Bob Dylan performing
Bob Dylan performing on February 5, 1966

This Sunday, when Bob Dylan makes his first TV concert appearance in some 30 years — “Shadow Kingdom” (with purchasing available until July 20) — there will be a perfect meal with which to accompany the show: flounder alongside a rendition of the home-made potato-chips that used to be de rigueur at Roger’s Restaurant (now Townline BBQ).

After all, Roger’s flounder is the entrée that made Bob Dylan happy in the 1970s. Bruce Harry, an East Hamptons native, happened to be cooking at Roger’s in Sagaponick when the future Nobel Prize winner strolled in for a bite to eat. “Someone said ‘Bob Dylan’s sitting in the dining room,’” Harry told the East Hampton Star in 2016. Explaining that Dylan was not the restaurant’s first celebrity diner – other ‘70s stalwarts included Cheryl Tiegs (probably in the company of her then-beau Peter Beard), Craig Claiborne and Marlo Thomas – he added, “I always try to perfect what I do, so I tried to make a perfect order of flounder.”

Clearly, game recognizes game. After finishing dinner, recalled Harry, “[Dylan] popped his head in and said, ‘Thank you very much. That was a great meal.’ I was all dirty and greasy, so I didn’t shake his hand.”

Dylan, who, on at least one occasion, rented a house in East Hampton under his mother’s maiden name so that nobody knew he had snuck into town, was not exactly swanning around the Hamptons or even venturing to Montauk for hangout sessions with Warhol (though he and his family did take jaunts to the lighthouse there). Instead, Dylan mostly lived with discretion, renting houses (on Nichols Lane one time and on Lily Pond Lane another), keeping a hammock in the living room and doing paintings as well as songwriting collaborations with theater-director and lyricist Jacque Levy. In his book “Chronicles”, Dylan describes East Hampton as “not really a place but a ‘state of mind’” for getting one’s balance back.

Dylan and Levy headed East after collaborative sessions in Greenwich Village came with too many distractions and lures of local drinking spots. “Some it was very funny; we’d be walking down a supermarket aisle [while loading up on groceries for the Hamptons house],” the late Levy said in a YouTube video, recalling the weeks he and Dylan spent in East Hampton. Another time, he recalled, “after we finished a song, we went out to a bar and [Dylan] had a sheet [of paper] with him. Bob asked somebody at the bar if he would like to hear a song that he wrote.”

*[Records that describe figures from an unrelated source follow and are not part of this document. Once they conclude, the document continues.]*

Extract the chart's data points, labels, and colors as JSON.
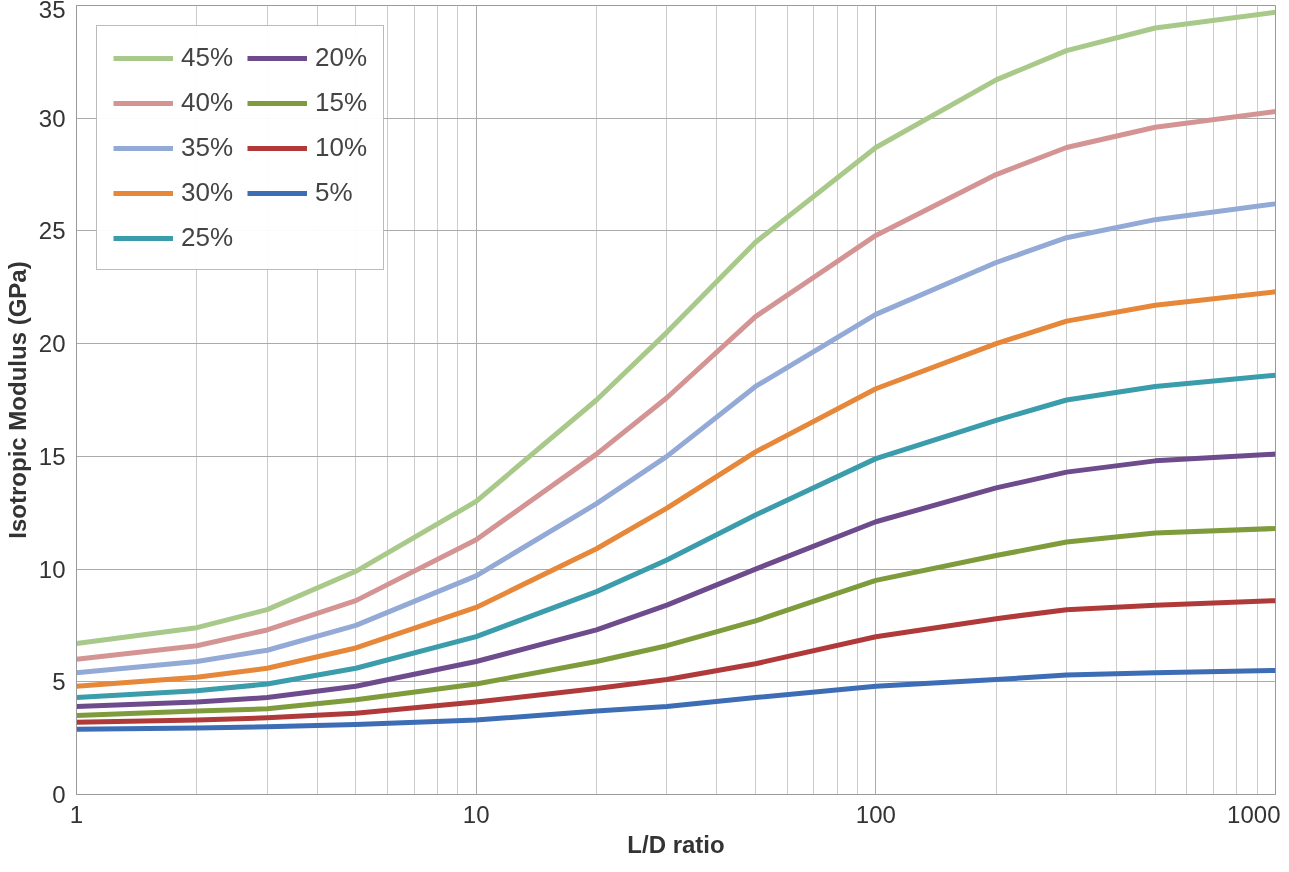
{
  "chart_data": {
    "type": "line",
    "xlabel": "L/D ratio",
    "ylabel": "Isotropic Modulus (GPa)",
    "log": "x",
    "grid": true,
    "legend": "top left",
    "line_style": "solid",
    "marker": "none",
    "x": [
      1,
      2,
      3,
      5,
      10,
      20,
      30,
      50,
      100,
      200,
      300,
      500,
      1000
    ],
    "xlim": [
      1,
      1000
    ],
    "xticks": [
      1,
      10,
      100,
      1000
    ],
    "ylim": [
      0,
      35
    ],
    "yticks": [
      0,
      5,
      10,
      15,
      20,
      25,
      30,
      35
    ],
    "series": [
      {
        "name": "45%",
        "color": "#a9c98a",
        "values": [
          6.7,
          7.4,
          8.2,
          9.9,
          13.0,
          17.5,
          20.5,
          24.5,
          28.7,
          31.7,
          33.0,
          34.0,
          34.7
        ]
      },
      {
        "name": "40%",
        "color": "#d49494",
        "values": [
          6.0,
          6.6,
          7.3,
          8.6,
          11.3,
          15.1,
          17.6,
          21.2,
          24.8,
          27.5,
          28.7,
          29.6,
          30.3
        ]
      },
      {
        "name": "35%",
        "color": "#93a9d6",
        "values": [
          5.4,
          5.9,
          6.4,
          7.5,
          9.7,
          12.9,
          15.0,
          18.1,
          21.3,
          23.6,
          24.7,
          25.5,
          26.2
        ]
      },
      {
        "name": "30%",
        "color": "#e6873a",
        "values": [
          4.8,
          5.2,
          5.6,
          6.5,
          8.3,
          10.9,
          12.7,
          15.2,
          18.0,
          20.0,
          21.0,
          21.7,
          22.3
        ]
      },
      {
        "name": "25%",
        "color": "#3b9cab",
        "values": [
          4.3,
          4.6,
          4.9,
          5.6,
          7.0,
          9.0,
          10.4,
          12.4,
          14.9,
          16.6,
          17.5,
          18.1,
          18.6
        ]
      },
      {
        "name": "20%",
        "color": "#6e4b8c",
        "values": [
          3.9,
          4.1,
          4.3,
          4.8,
          5.9,
          7.3,
          8.4,
          10.0,
          12.1,
          13.6,
          14.3,
          14.8,
          15.1
        ]
      },
      {
        "name": "15%",
        "color": "#7f9c3c",
        "values": [
          3.5,
          3.7,
          3.8,
          4.2,
          4.9,
          5.9,
          6.6,
          7.7,
          9.5,
          10.6,
          11.2,
          11.6,
          11.8
        ]
      },
      {
        "name": "10%",
        "color": "#b03a3a",
        "values": [
          3.2,
          3.3,
          3.4,
          3.6,
          4.1,
          4.7,
          5.1,
          5.8,
          7.0,
          7.8,
          8.2,
          8.4,
          8.6
        ]
      },
      {
        "name": "5%",
        "color": "#3d6db5",
        "values": [
          2.9,
          2.95,
          3.0,
          3.1,
          3.3,
          3.7,
          3.9,
          4.3,
          4.8,
          5.1,
          5.3,
          5.4,
          5.5
        ]
      }
    ]
  }
}
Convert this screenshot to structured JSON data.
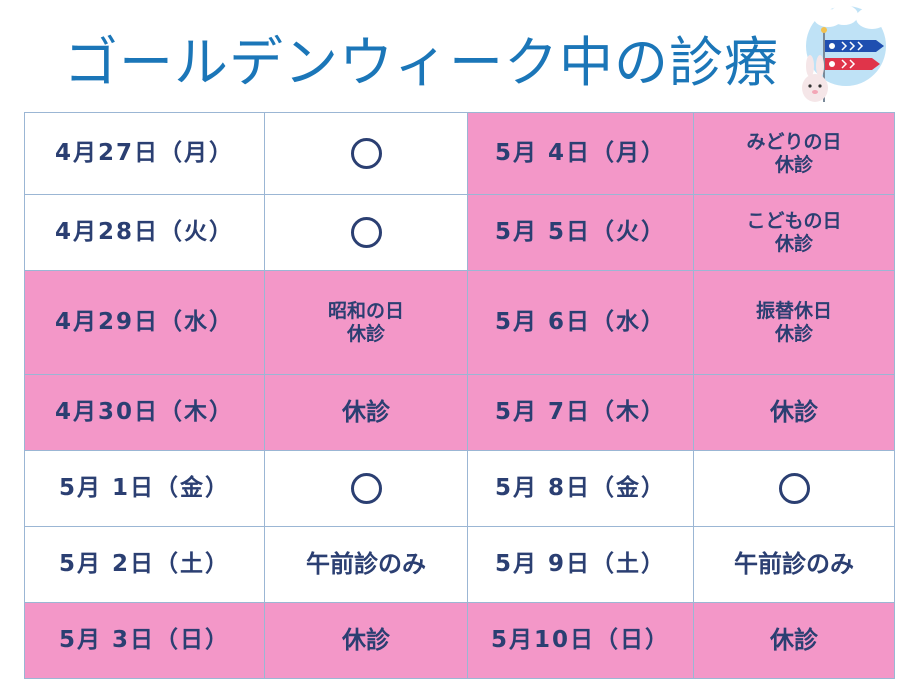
{
  "title": "ゴールデンウィーク中の診療",
  "colors": {
    "title": "#1b76b8",
    "pink": "#f397c8",
    "text": "#2b3f72"
  },
  "decoration": {
    "icon": "koinobori-rabbit-icon"
  },
  "rows": [
    {
      "left": {
        "date": "4月27日（月）",
        "status": "○",
        "highlight": false
      },
      "right": {
        "date": "5月  4日（月）",
        "status": [
          "みどりの日",
          "休診"
        ],
        "highlight": true
      }
    },
    {
      "left": {
        "date": "4月28日（火）",
        "status": "○",
        "highlight": false
      },
      "right": {
        "date": "5月  5日（火）",
        "status": [
          "こどもの日",
          "休診"
        ],
        "highlight": true
      }
    },
    {
      "left": {
        "date": "4月29日（水）",
        "status": [
          "昭和の日",
          "休診"
        ],
        "highlight": true
      },
      "right": {
        "date": "5月  6日（水）",
        "status": [
          "振替休日",
          "休診"
        ],
        "highlight": true
      }
    },
    {
      "left": {
        "date": "4月30日（木）",
        "status": "休診",
        "highlight": true
      },
      "right": {
        "date": "5月  7日（木）",
        "status": "休診",
        "highlight": true
      }
    },
    {
      "left": {
        "date": "5月  1日（金）",
        "status": "○",
        "highlight": false
      },
      "right": {
        "date": "5月  8日（金）",
        "status": "○",
        "highlight": false
      }
    },
    {
      "left": {
        "date": "5月  2日（土）",
        "status": "午前診のみ",
        "highlight": false
      },
      "right": {
        "date": "5月  9日（土）",
        "status": "午前診のみ",
        "highlight": false
      }
    },
    {
      "left": {
        "date": "5月  3日（日）",
        "status": "休診",
        "highlight": true
      },
      "right": {
        "date": "5月10日（日）",
        "status": "休診",
        "highlight": true
      }
    }
  ]
}
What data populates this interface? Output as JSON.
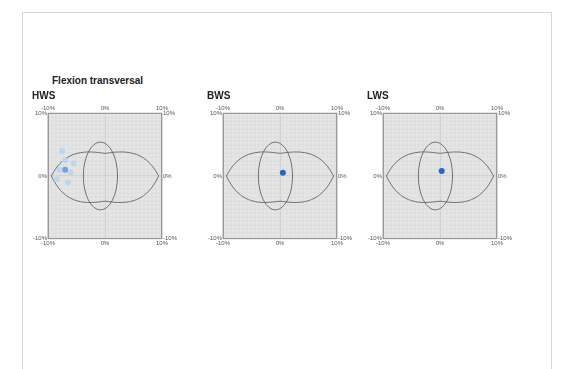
{
  "title": "Flexion transversal",
  "chart_data": [
    {
      "type": "scatter",
      "title": "HWS",
      "series": [
        {
          "color": "#bcd6ee",
          "marker": "circle",
          "x": [
            -8,
            -7,
            -6,
            -7.5,
            -6.5,
            -8.5,
            -5.5
          ],
          "values": [
            1,
            2.5,
            0.5,
            4,
            -1,
            -0.5,
            2
          ]
        },
        {
          "color": "#6fa3d8",
          "marker": "circle",
          "x": [
            -7
          ],
          "values": [
            1
          ]
        }
      ],
      "xlim": [
        -10,
        10
      ],
      "ylim": [
        -10,
        10
      ],
      "xticks": [
        {
          "value": -10,
          "label": "-10%"
        },
        {
          "value": 0,
          "label": "0%"
        },
        {
          "value": 10,
          "label": "10%"
        }
      ],
      "yticks": [
        {
          "value": -10,
          "label": "-10%"
        },
        {
          "value": 0,
          "label": "0%"
        },
        {
          "value": 10,
          "label": "10%"
        }
      ],
      "grid": true
    },
    {
      "type": "scatter",
      "title": "BWS",
      "series": [
        {
          "color": "#2b63c6",
          "marker": "circle",
          "x": [
            0.5
          ],
          "values": [
            0.5
          ]
        }
      ],
      "xlim": [
        -10,
        10
      ],
      "ylim": [
        -10,
        10
      ],
      "xticks": [
        {
          "value": -10,
          "label": "-10%"
        },
        {
          "value": 0,
          "label": "0%"
        },
        {
          "value": 10,
          "label": "10%"
        }
      ],
      "yticks": [
        {
          "value": -10,
          "label": "-10%"
        },
        {
          "value": 0,
          "label": "0%"
        },
        {
          "value": 10,
          "label": "10%"
        }
      ],
      "grid": true
    },
    {
      "type": "scatter",
      "title": "LWS",
      "series": [
        {
          "color": "#2b63c6",
          "marker": "circle",
          "x": [
            0.3
          ],
          "values": [
            0.8
          ]
        }
      ],
      "xlim": [
        -10,
        10
      ],
      "ylim": [
        -10,
        10
      ],
      "xticks": [
        {
          "value": -10,
          "label": "-10%"
        },
        {
          "value": 0,
          "label": "0%"
        },
        {
          "value": 10,
          "label": "10%"
        }
      ],
      "yticks": [
        {
          "value": -10,
          "label": "-10%"
        },
        {
          "value": 0,
          "label": "0%"
        },
        {
          "value": 10,
          "label": "10%"
        }
      ],
      "grid": true
    }
  ]
}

Bob Dylan at a press conference
Bob Dylan

Dylan began reciting the song and, said Levy, “the person at the bar was starry eyed. He’s probably still talking about the night Bob Dylan read him a song he wrote.”

Whatever goofing around took place, Dylan must have been happy with the collaboration that yielded tunes such as “Joey” and “Hurricane,” which highlight the 1976 LP “Desire.” As Levy remembered it, a few weeks into their stay, Dylan called CBS records from the Hamptons. He had big news: “Get ready. We’re going to come in a couple of weeks. We’ve got a new album.”

In “Chronicles,” Dylan describes the Nichols Lane digs as “as a colonial house with plantation-shuttered windows.” Giant hedges hid him and his family from the street and there was a large backyard that opened up to “a gated dune that led to the pristine Atlantic sandy beach.”

Bob Dylan performing in 2012
Bob Dylan performing in 2012

Dylan writes that it was in East Hampton where he first began painting landscapes (the rental was a pretty good investment, then, as his pieces sell for thousands of dollars and he has a retrospective coming up in Miami). But, as Dylan points out in “Chronicles,” he and his five kids engaged in the same family activities as the rest of us might. “We went to the beach, boated on the bay, dug for clams, went to Gardiners Island, rode go-carts and pulled wagons, walked around on Division Street … and went to the movies.”

That last detail was confirmed by the late Rick Murphy in “Dan’s Paper”: “Bob Dylan used to take his little ones to the matinees … I saw him outside – like a complete unknown.”

Save for the occasional bit of scene-making at a local bar or supermarket, Bob Dylan had it no other way during his Hamptons sojourns. “My face wasn’t that well known,” Dylan writes, “although the name would have made people uncomfortable.”